I was lucky to have two healthy babies despite the lack of a blood glucose meter. Thankfully neither of them has diabetes. When they were small, the attitude of doctors was that I would get complications and live a much shorter life because of T1. Of course, I hoped that I wouldn’t die before my children grew up. So, I’m amazed to be still here! I’m lucky that my husband Pat is very supportive and never complains about any delays due to T1 or the bedside light being on in the middle of the night due to highs or lows.

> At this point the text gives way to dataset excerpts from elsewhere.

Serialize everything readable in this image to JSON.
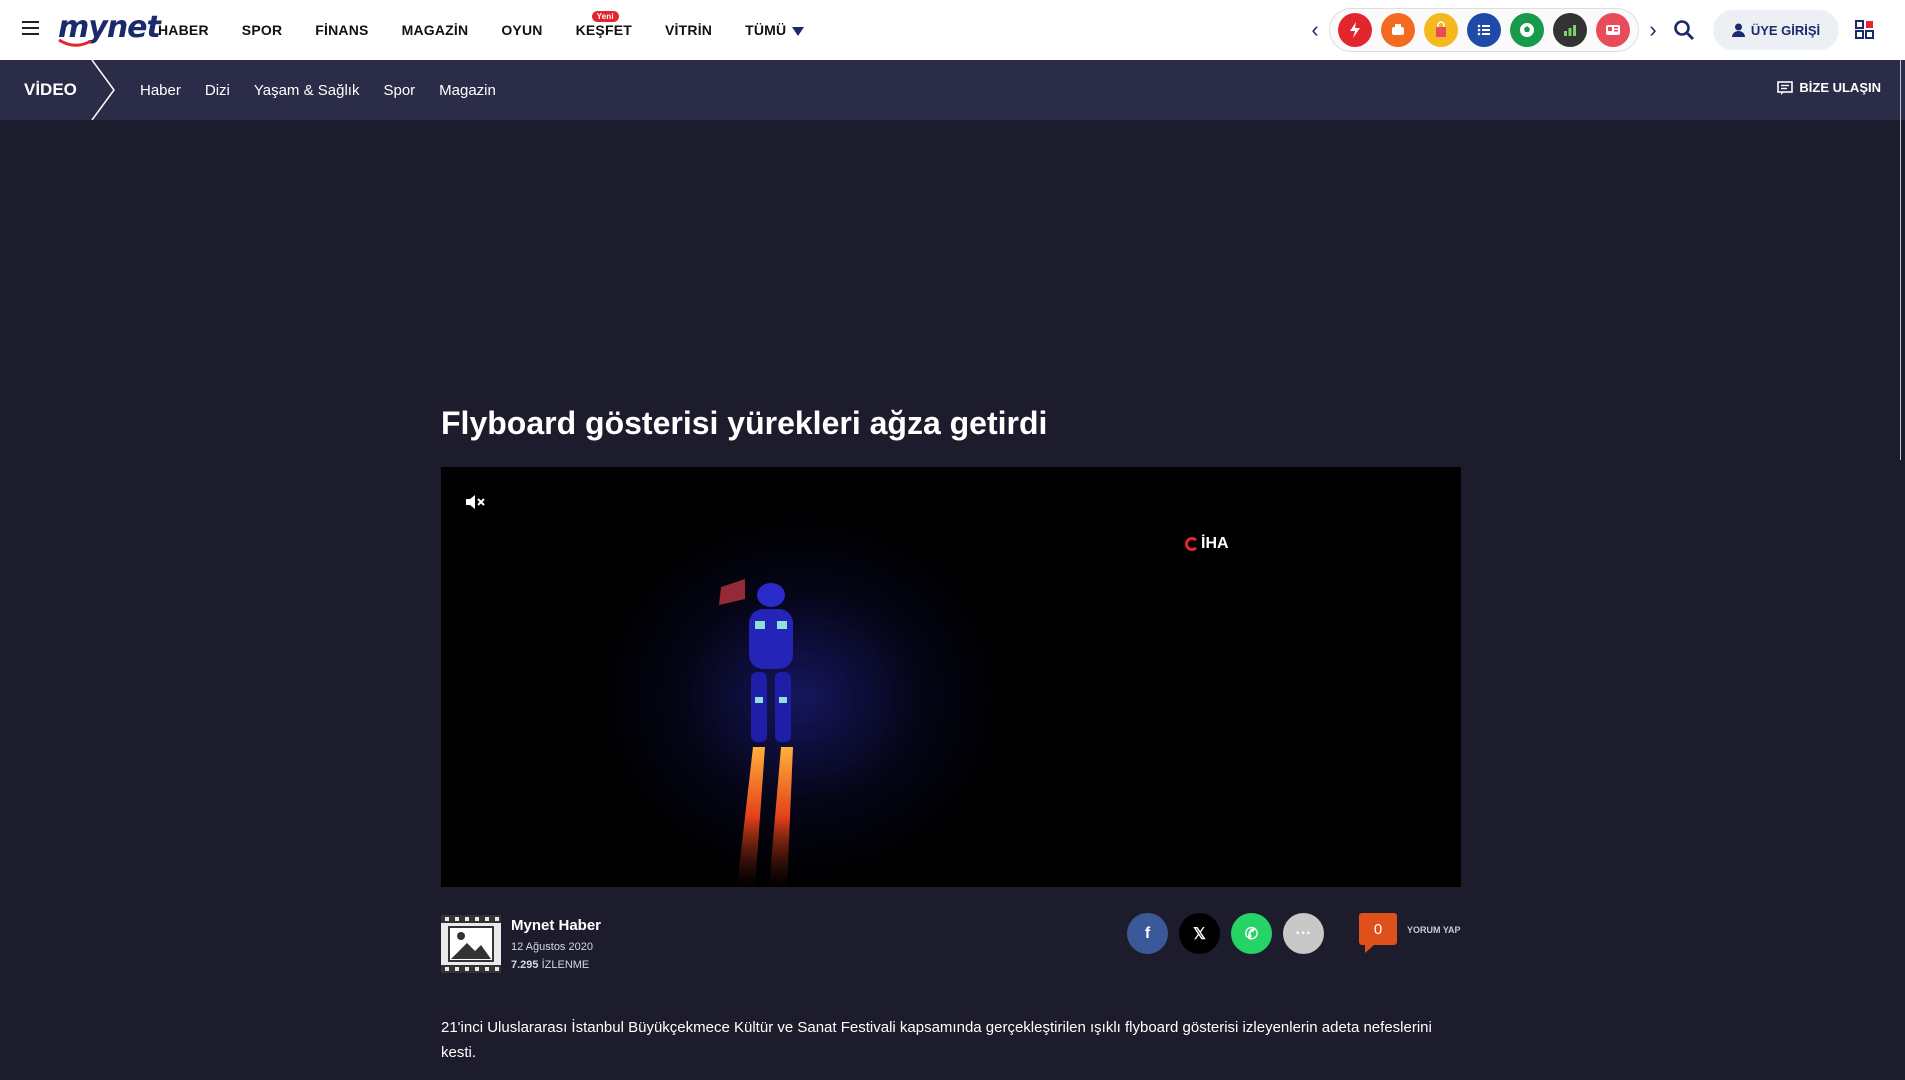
{
  "header": {
    "logo": "mynet",
    "nav": [
      {
        "label": "HABER"
      },
      {
        "label": "SPOR"
      },
      {
        "label": "FİNANS"
      },
      {
        "label": "MAGAZİN"
      },
      {
        "label": "OYUN"
      },
      {
        "label": "KEŞFET",
        "badge": "Yeni"
      },
      {
        "label": "VİTRİN"
      },
      {
        "label": "TÜMÜ"
      }
    ],
    "quick_icons": [
      {
        "name": "flash-icon",
        "color": "#e3262e"
      },
      {
        "name": "food-icon",
        "color": "#f26b21"
      },
      {
        "name": "shopping-icon",
        "color": "#f5b81f"
      },
      {
        "name": "list-icon",
        "color": "#1f4aa8"
      },
      {
        "name": "football-icon",
        "color": "#179b4a"
      },
      {
        "name": "finance-chart-icon",
        "color": "#333333"
      },
      {
        "name": "news-icon",
        "color": "#e84c5b"
      }
    ],
    "login_label": "ÜYE GİRİŞİ"
  },
  "subnav": {
    "section": "VİDEO",
    "items": [
      "Haber",
      "Dizi",
      "Yaşam & Sağlık",
      "Spor",
      "Magazin"
    ],
    "contact_label": "BİZE ULAŞIN"
  },
  "article": {
    "title": "Flyboard gösterisi yürekleri ağza getirdi",
    "video": {
      "watermark": "İHA",
      "muted": true
    },
    "author": "Mynet Haber",
    "date": "12 Ağustos 2020",
    "views_count": "7.295",
    "views_label": "İZLENME",
    "share": [
      {
        "name": "facebook",
        "glyph": "f",
        "color": "#3b5998"
      },
      {
        "name": "x",
        "glyph": "𝕏",
        "color": "#000000"
      },
      {
        "name": "whatsapp",
        "glyph": "✆",
        "color": "#25d366"
      },
      {
        "name": "more",
        "glyph": "···",
        "color": "#c8c8c8"
      }
    ],
    "comment_count": "0",
    "comment_label": "YORUM YAP",
    "description": "21'inci Uluslararası İstanbul Büyükçekmece Kültür ve Sanat Festivali kapsamında gerçekleştirilen ışıklı flyboard gösterisi izleyenlerin adeta nefeslerini kesti."
  }
}
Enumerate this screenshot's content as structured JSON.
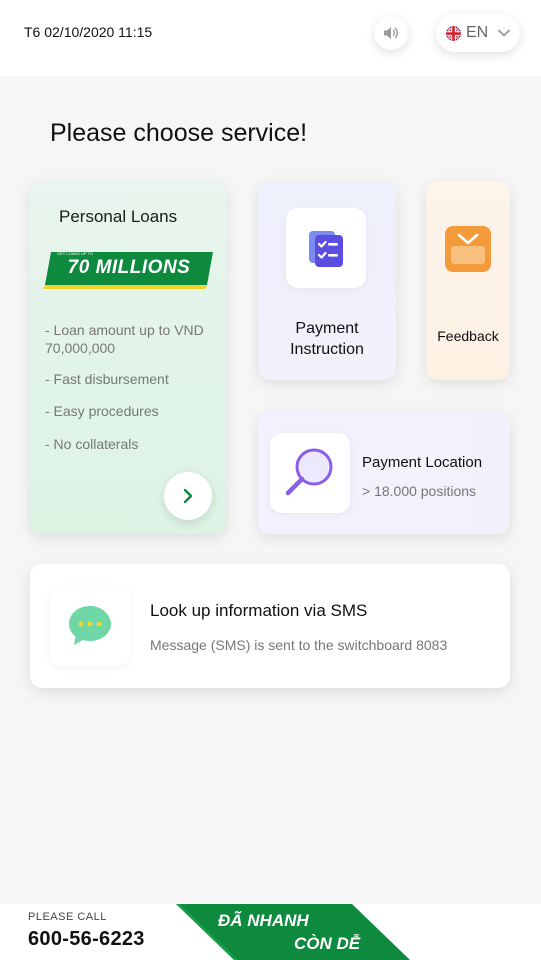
{
  "header": {
    "datetime": "T6 02/10/2020 11:15",
    "language": "EN",
    "language_flag_icon": "uk-flag-icon",
    "sound_icon": "speaker-icon"
  },
  "page_title": "Please choose service!",
  "services": {
    "loans": {
      "title": "Personal Loans",
      "banner_small": "GET LOANS UP TO",
      "banner": "70 MILLIONS",
      "features": [
        "- Loan amount up to VND 70,000,000",
        "- Fast disbursement",
        "- Easy procedures",
        "- No collaterals"
      ],
      "next_icon": "chevron-right-icon"
    },
    "payment_instruction": {
      "label_1": "Payment",
      "label_2": "Instruction",
      "icon": "clipboard-checklist-icon"
    },
    "feedback": {
      "label": "Feedback",
      "icon": "mailbox-icon"
    },
    "payment_location": {
      "title": "Payment Location",
      "subtitle": "> 18.000 positions",
      "icon": "magnifier-icon"
    },
    "sms": {
      "title": "Look up information via SMS",
      "subtitle": "Message (SMS) is sent to the switchboard 8083",
      "icon": "chat-bubble-icon"
    }
  },
  "footer": {
    "call_label": "PLEASE CALL",
    "phone": "600-56-6223",
    "slogan_1": "ĐÃ NHANH",
    "slogan_2": "CÒN DỄ"
  },
  "colors": {
    "brand_green": "#0e8a3e",
    "accent_purple": "#6a5ce8",
    "accent_orange": "#f39a3a"
  }
}
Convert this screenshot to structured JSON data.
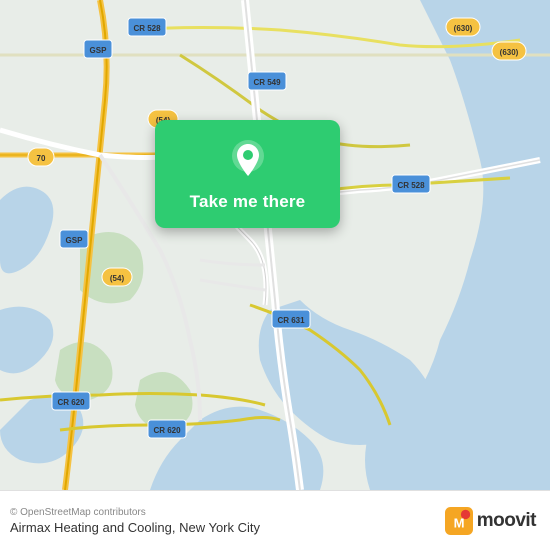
{
  "map": {
    "attribution": "© OpenStreetMap contributors",
    "background_color": "#e8f0e8"
  },
  "card": {
    "label": "Take me there",
    "background_color": "#2ecc71"
  },
  "bottom_bar": {
    "business_name": "Airmax Heating and Cooling, New York City",
    "moovit_text": "moovit"
  },
  "road_labels": [
    {
      "id": "cr528_top",
      "text": "CR 528"
    },
    {
      "id": "cr549",
      "text": "CR 549"
    },
    {
      "id": "cr630_1",
      "text": "(630)"
    },
    {
      "id": "cr630_2",
      "text": "(630)"
    },
    {
      "id": "gsp_top",
      "text": "GSP"
    },
    {
      "id": "54_top",
      "text": "(54)"
    },
    {
      "id": "70",
      "text": "70"
    },
    {
      "id": "gsp_mid",
      "text": "GSP"
    },
    {
      "id": "54_mid",
      "text": "(54)"
    },
    {
      "id": "cr528_mid",
      "text": "CR 528"
    },
    {
      "id": "cr631",
      "text": "CR 631"
    },
    {
      "id": "cr620_1",
      "text": "CR 620"
    },
    {
      "id": "cr620_2",
      "text": "CR 620"
    }
  ],
  "icons": {
    "location_pin": "location-pin-icon",
    "moovit_logo": "moovit-icon"
  }
}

My life is enhanced with each new development

My life is enhanced with each new development that comes along, from different types of insulin, pens, needles to meters. When I got my first blood glucose meter in 1984, it took a while to realise that it was life changing.

At the moment I take multiple injections but I will be going on a pump later this year. I have been using the FreeStyle Libre system for over a year and I love it, but not the cost! I had no idea what happened my blood glucose overnight until I started using Libre. It has eliminated setting alarms in the middle of the night to check my background insulin and I have been able to tweak my basal insulin and food to get fairly good overnight levels.

I work to keep my awareness of low and high blood glucose, which is hard to maintain the longer you have T1. I am always conscious of getting a hypo in public. When I was young I was very embarrassed about having diabetes and also felt that if I didn’t keep it well managed at all times, that I had failed.

About 10 years ago I got very interested in the nutritional aspects of food. I hate the term ‘diabetic diet’. I have more a hatred of unhealthy additives than I have of sugar.

Food has changed so much particularly in the last ten years.

I have tried lots of different things to influence my glucose levels, some successful and some not. Different things work at different times of my life, so it’s an evolving process.

Until recently, there was no awareness of the stress of having diabetes. T1 has been challenging and sometimes stressful many time over my life, but there is nothing for it but have a moan, sit down and think about what I can do to sort out any issues and get on with it. T1 problems sometimes pop up and go away for no reason. Overthinking makes me stressed which makes it worse, so I try to get out and meet friends, do something a bit different or sometimes I just need a rest.

I used to be critical of myself when I misjudged the amount of insulin I gave and ended up high or low. I eventually accepted that I was doing my best and couldn’t replace a pancreas.

I never thought about the length of time I had T1 until I celebrated my 50th birthday and realised that in only 3 years time I would have lived with my co-partner T1 for 50 years too. I searched online for other people who had it for 50 years and longer and I found references to people but nothing written by the people themselves. I decided it was time to represent my generation’s T1 population. I hope I have done that in theartisandiabetic.ie. I had no T1 online presence before then and I found a whole new support group from all over the world that I never knew existed.

I am a Quality Technician by trade but I am studying nutrition and I hope to be of help to others in the near future. I made and decorated wedding cakes and gave cake decorating classes for about 15 years before becoming a QT, so I have handled a lot of sugar both inside and out!